Développement d’un langage propre par des robots: rien de si effroyable

. © Getty Images/iStockphoto
Pieterjan Van Leemputten

Facebook a décidé de mettre un terme à un projet concernant l’intelligence artificielle après que des robots ont développé leur propre langage. Cette information est partiellement vraie, mais la réalité est nettement moins effroyable que ce que vous pourriez imaginer.

Certains médias annonçaient hier que Facebook avait dû interrompre une expérience entre deux robots qui avaient, semble-t-il, développé leur propre langage. Bien que les faits aient été correctement relatés dans la majorité des articles, ils étaient un peu trop volontiers grevés de suppositions selon lesquelles il s’agirait là d’une évolution horrifiante, laissant entendre que des machines dotées d’une intelligence artificielle étaient parvenues à développer leur propre cerveau, et étaient accompagnés d’images issues de Terminator 2, ce film de science-fiction où des robots prennent le pouvoir sur le monde. Vous l’avez deviné : ces suppositions sont grandement exagérées, et non, nous n’écrivons pas ces lignes parce qu’un robot nous y contraint.

Que s’est-il réellement passé ?

Facebook travaille actuellement sur un projet dans le cadre duquel deux chatbots (et donc, pas des machines physiques) communiquent entre eux. L’objectif était de leur apprendre à négocier pour acheter certains objets les uns aux autres, en leur laissant dire ce qu’ils veulent.

Dans la pratique, il semble que les robots n’avaient pas recours à l’anglais normal, mais à des mots fort éloignés de ce que nous considérons, vous et moi, comme des phrases normales. Le projet n’a pas été arrêté, mais les chercheurs ont dû résoudre un bug afin de mieux comprendre les robots.

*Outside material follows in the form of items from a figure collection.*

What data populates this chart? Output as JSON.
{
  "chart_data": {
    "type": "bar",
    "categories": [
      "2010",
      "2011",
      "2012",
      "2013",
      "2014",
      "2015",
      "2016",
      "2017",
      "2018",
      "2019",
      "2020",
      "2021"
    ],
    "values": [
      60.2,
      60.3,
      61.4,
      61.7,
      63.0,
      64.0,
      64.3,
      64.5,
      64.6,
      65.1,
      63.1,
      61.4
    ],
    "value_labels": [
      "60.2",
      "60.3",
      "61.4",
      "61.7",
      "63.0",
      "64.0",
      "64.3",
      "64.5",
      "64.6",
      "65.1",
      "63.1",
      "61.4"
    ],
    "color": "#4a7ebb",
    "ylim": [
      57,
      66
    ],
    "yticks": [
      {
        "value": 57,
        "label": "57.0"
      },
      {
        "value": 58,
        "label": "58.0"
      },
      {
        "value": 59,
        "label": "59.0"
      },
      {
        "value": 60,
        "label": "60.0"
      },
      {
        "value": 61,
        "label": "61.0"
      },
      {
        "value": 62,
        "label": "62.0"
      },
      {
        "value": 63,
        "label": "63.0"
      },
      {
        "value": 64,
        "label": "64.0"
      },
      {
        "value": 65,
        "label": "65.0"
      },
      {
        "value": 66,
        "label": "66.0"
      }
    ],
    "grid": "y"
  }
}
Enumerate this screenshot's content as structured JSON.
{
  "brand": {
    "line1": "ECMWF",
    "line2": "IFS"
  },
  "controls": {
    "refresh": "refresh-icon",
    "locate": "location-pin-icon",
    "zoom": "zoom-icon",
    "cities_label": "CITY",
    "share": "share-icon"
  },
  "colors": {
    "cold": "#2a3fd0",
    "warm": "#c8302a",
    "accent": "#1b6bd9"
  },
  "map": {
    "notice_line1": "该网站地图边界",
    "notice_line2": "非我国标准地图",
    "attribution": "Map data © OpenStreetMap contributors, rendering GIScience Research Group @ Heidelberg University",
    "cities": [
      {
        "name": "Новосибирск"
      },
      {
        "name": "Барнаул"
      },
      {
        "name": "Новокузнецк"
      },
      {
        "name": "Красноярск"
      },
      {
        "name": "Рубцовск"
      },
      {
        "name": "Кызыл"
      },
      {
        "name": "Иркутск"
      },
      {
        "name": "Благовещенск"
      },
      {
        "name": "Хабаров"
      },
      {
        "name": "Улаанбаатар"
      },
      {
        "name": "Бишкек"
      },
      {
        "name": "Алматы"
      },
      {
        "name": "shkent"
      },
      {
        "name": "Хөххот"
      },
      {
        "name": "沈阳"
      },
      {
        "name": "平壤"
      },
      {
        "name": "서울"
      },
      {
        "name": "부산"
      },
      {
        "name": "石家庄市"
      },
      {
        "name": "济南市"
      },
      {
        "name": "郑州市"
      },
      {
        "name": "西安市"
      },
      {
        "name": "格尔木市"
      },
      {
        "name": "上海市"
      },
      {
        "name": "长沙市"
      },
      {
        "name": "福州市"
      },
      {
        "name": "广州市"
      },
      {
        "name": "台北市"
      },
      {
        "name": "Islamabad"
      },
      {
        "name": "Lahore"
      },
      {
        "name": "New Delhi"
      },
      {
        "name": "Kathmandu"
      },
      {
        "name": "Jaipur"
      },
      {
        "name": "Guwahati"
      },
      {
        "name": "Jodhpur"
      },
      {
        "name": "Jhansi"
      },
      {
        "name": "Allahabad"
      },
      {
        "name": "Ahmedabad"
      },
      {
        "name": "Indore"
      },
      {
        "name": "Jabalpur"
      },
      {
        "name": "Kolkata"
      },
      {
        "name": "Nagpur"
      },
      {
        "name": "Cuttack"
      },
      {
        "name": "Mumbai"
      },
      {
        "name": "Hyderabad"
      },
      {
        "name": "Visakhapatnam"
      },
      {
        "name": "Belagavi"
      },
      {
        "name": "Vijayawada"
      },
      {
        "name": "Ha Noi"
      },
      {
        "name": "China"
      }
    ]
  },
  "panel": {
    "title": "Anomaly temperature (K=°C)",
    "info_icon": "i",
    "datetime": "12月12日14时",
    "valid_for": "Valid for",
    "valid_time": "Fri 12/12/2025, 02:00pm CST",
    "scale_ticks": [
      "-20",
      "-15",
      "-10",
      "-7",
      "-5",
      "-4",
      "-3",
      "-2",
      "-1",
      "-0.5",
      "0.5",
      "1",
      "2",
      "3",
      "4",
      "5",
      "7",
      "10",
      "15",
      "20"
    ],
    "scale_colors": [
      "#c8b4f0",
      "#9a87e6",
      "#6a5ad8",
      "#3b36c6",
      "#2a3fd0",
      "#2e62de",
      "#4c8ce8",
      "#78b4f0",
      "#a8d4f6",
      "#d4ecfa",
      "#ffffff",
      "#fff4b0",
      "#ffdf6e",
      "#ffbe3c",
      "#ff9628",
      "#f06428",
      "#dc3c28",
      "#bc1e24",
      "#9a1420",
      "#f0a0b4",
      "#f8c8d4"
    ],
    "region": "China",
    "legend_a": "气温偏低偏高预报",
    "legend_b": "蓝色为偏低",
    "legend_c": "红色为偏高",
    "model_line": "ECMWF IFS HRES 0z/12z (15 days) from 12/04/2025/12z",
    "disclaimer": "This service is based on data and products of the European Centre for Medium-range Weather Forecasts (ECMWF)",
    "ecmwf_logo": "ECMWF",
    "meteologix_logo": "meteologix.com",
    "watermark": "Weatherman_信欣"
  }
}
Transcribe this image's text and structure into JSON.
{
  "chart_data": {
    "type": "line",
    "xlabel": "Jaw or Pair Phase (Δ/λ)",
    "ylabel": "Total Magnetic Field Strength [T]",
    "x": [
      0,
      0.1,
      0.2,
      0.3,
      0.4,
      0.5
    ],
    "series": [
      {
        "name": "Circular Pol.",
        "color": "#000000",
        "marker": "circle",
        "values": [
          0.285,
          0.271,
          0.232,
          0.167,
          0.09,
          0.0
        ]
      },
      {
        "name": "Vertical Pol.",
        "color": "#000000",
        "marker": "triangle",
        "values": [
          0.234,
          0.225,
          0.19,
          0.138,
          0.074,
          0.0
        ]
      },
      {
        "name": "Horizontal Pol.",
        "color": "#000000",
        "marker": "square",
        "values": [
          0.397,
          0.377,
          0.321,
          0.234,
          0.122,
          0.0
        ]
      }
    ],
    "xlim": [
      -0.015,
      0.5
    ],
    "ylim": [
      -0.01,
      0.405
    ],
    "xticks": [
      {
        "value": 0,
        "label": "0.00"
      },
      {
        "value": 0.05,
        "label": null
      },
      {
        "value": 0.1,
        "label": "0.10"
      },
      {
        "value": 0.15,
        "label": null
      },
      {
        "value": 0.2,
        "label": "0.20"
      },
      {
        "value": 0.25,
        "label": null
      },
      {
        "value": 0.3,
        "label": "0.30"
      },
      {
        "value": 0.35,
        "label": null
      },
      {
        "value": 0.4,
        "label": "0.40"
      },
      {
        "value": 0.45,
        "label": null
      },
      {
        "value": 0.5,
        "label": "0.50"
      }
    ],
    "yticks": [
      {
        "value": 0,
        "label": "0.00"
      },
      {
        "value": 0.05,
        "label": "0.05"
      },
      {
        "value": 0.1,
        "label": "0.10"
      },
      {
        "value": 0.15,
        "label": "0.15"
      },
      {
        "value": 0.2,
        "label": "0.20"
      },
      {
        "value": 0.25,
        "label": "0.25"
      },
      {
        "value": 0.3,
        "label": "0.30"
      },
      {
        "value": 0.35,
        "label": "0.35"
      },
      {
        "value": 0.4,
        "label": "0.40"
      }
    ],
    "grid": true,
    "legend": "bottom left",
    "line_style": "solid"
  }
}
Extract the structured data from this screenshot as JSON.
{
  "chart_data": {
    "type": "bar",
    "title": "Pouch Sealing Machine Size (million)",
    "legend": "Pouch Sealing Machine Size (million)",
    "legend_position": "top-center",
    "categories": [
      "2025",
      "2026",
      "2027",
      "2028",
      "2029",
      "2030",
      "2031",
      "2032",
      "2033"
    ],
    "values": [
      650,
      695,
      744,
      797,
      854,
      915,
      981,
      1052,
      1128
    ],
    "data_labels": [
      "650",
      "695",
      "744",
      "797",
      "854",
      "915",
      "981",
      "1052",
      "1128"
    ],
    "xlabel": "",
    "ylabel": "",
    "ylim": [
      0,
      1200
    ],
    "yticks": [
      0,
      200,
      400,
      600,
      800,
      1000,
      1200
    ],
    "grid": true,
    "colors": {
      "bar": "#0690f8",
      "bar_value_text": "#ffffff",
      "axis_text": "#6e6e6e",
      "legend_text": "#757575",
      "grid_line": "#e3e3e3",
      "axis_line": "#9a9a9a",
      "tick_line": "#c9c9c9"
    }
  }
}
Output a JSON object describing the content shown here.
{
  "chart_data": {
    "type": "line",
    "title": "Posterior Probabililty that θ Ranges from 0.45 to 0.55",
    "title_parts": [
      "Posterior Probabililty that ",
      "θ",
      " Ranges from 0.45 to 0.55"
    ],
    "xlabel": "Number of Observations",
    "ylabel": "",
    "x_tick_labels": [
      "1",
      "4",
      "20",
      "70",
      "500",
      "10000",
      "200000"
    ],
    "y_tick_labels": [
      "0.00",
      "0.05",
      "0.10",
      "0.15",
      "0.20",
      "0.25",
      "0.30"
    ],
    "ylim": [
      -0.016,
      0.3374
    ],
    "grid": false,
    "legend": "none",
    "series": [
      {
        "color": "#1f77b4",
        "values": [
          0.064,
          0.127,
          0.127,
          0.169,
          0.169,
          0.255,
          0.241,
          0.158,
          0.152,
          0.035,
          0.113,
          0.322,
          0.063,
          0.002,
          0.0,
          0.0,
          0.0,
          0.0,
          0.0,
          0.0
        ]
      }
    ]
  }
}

Ce concept a toutefois rapidement pris de l’ampleur, pour finir par devenir “un langage secret”, suscitant l’illusion que des robots ont une conscience propre et veulent communiquer dans un langage incompréhensible pour le commun des mortels.

Pour que vous compreniez clairement de quoi il retourne, voici un fragment du langage secret en question :

Bob: i can i i everything else . . . . . . . . . . . . . .

Alice: balls have zero to me to me to me to me to me to me to me to me to

Bob: you i everything else . . . . . . . . . . . . . .

Alice: balls have a ball to me to me to me to me to me to me to me

Bob: i i can i i i everything else . . . . . . . . . . . . . .

Alice: balls have a ball to me to me to me to me to me to me to me

Bob: i . . . . . . . . . . . . . . . . . . .

Alice: balls have zero to me to me to me to me to me to me to me to me to

Bob: you i i i i i everything else . . . . . . . . . . . . . .

Pourquoi ne parlent-ils pas l’anglais normal ?

Que des chatbots dévient de l’anglais n’est pas anormal en soi, entre autres parce qu’ils n’ont pas besoin de cette langue pour exécuter les tâches relativement simples qui leur sont assignées. The Register s’est entretenu à ce sujet avec Ryan Lowe, un doctorant de la McGill University qui mène des recherches auprès d’OpenAI. Il relativise cette situation qui, d’après lui, se produit fréquemment, et confirme qu’il n’y a pas lieu de s’inquiéter. Il arrive par exemple très souvent que des chatbots reviennent à une sorte de code morse pour communiquer entre eux de manière rapide et efficace.

Pas de règles, pas de langue

“Les tâches qu’ils doivent effectuer sont très limitées et le langage qu’ils emploient à cette fin est à leur image : il est simple et ne ressemble en rien à une vraie langue. Les langues se caractérisent par des règles de syntaxe et de grammaire bien délimitées. Si l’on n’inculque pas explicitement ces conventions aux chatbots, ces agents conversationnels ne parleront pas nécessairement un langage compréhensible. Une langue naturelle ne prend pas spontanément la main”, a expliqué Ryan Lowe à The Register.

En résumé : si un robot doté d’une intelligence artificielle doit uniquement répondre par “Oui, c’est OK” ou “Non, ça ne marchera pas”, il est fort probable qu’il se limite à un langage comportant un ou deux bips pour signifier cette différence. Tout simplement parce que ce moyen est plus efficace qu’une phrase complète, dont il n’a pas besoin pour effectuer une tâche.